Edited and prepared by Oscar Michel, Masters in Journalism

The Total global fintech investment has more than doubled quarter over quarter in Q2’17 to US $8.4 billion, up from US$3.6 billion in Q1’17, according to the KPMG Pulse of Fintech report.*

In Europe, Fintech investment has doubled in Q2 ’17 with over €2 billion invested in the quarter.

Global M&A investment helped drive the fintech market rebound, with US$5.9 billion in deal value for M&A for the quarter. Comparatively, global VC funding to fintech companies declined slightly, with just over US$2.5 billion in VC funding raised by fintechs in the quarter.

In the Americas, a single deal – the buyout of Toronto-based DH – accounted  for US$3.6 billion in deal value, contributing to more than half the total fintech funding during Q2’17. This deal aside, the US and Europe saw the vast majority of fintech investment, with each accounting for US$2 billion. Asia lagged significantly behind the other regions with US$760 million invested. A lack of significant megadeals in Asia likely kept investment relatively weak this quarter.

In Ireland, fintech start up Plynk turned heads this quarter with its Series A raising of $28.05 million from international investors, Swiss Privée – one of the largest Series A rounds in Irish history.

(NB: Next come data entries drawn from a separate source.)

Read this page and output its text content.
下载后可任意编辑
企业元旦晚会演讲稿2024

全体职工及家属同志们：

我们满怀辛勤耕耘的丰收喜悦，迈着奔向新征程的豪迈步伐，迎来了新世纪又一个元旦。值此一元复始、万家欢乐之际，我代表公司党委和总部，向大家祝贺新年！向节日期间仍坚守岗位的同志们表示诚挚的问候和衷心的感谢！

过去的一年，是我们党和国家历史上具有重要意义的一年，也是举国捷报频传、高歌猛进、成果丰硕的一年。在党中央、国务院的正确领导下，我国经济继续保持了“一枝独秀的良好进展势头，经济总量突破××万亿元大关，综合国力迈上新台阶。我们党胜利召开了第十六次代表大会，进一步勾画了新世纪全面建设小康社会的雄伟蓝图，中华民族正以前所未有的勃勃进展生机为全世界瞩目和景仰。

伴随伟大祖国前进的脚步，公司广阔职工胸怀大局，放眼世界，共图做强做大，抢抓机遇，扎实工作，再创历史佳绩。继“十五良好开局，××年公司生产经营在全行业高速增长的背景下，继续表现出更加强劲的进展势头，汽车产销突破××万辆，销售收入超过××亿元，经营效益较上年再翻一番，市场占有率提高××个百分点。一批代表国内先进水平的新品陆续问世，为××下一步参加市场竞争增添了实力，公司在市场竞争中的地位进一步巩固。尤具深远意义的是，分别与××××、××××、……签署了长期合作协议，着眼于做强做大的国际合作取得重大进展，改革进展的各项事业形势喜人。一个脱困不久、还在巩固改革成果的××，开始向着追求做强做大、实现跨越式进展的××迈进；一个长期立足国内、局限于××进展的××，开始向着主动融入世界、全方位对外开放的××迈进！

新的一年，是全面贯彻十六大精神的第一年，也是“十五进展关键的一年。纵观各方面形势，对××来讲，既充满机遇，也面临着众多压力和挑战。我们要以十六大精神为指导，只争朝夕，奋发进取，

“Fintech investment has made a comeback this quarter – a sign of renewed investor intent – particularly in the US and Europe,” said Anna Scally, Partner, Head of Technology and Media and Fintech Leader at KPMG in Ireland,

According to Scally “Corporates are increasingly accounting for significant amounts of fintech investment – a trend that isn’t likely to let up given the need for financial institutions to digitise the customer experience, become more cost efficient, and find new sources of earnings growth.  A growing trend is for smaller, specialised B2C fintechs to form partnerships with other similar startups, allowing them to offer new options to consumers and compete on larger scale.”

Regarding to the impact on Brexit, Anna Scally added: “Also important to Dublin is the Brexit fintech opportunity.  As the prospect of a hard Brexit becomes more real, we’ve seen financial services companies authorized in London searching for alternative locations, and Ireland is high on that list.  While regulators are pushing major banks and insurers to come up with a Plan B, fintechs haven’t had to be as quick to make decisions.  But expect to see fintechs increasingly examining their options over the next six months.”

America’s region posts strong fintech results for Q2’17, buoyed by single Canadian buyout and broad US investment. In comparison, Asia founding holds steady amid continues absence of megadeals.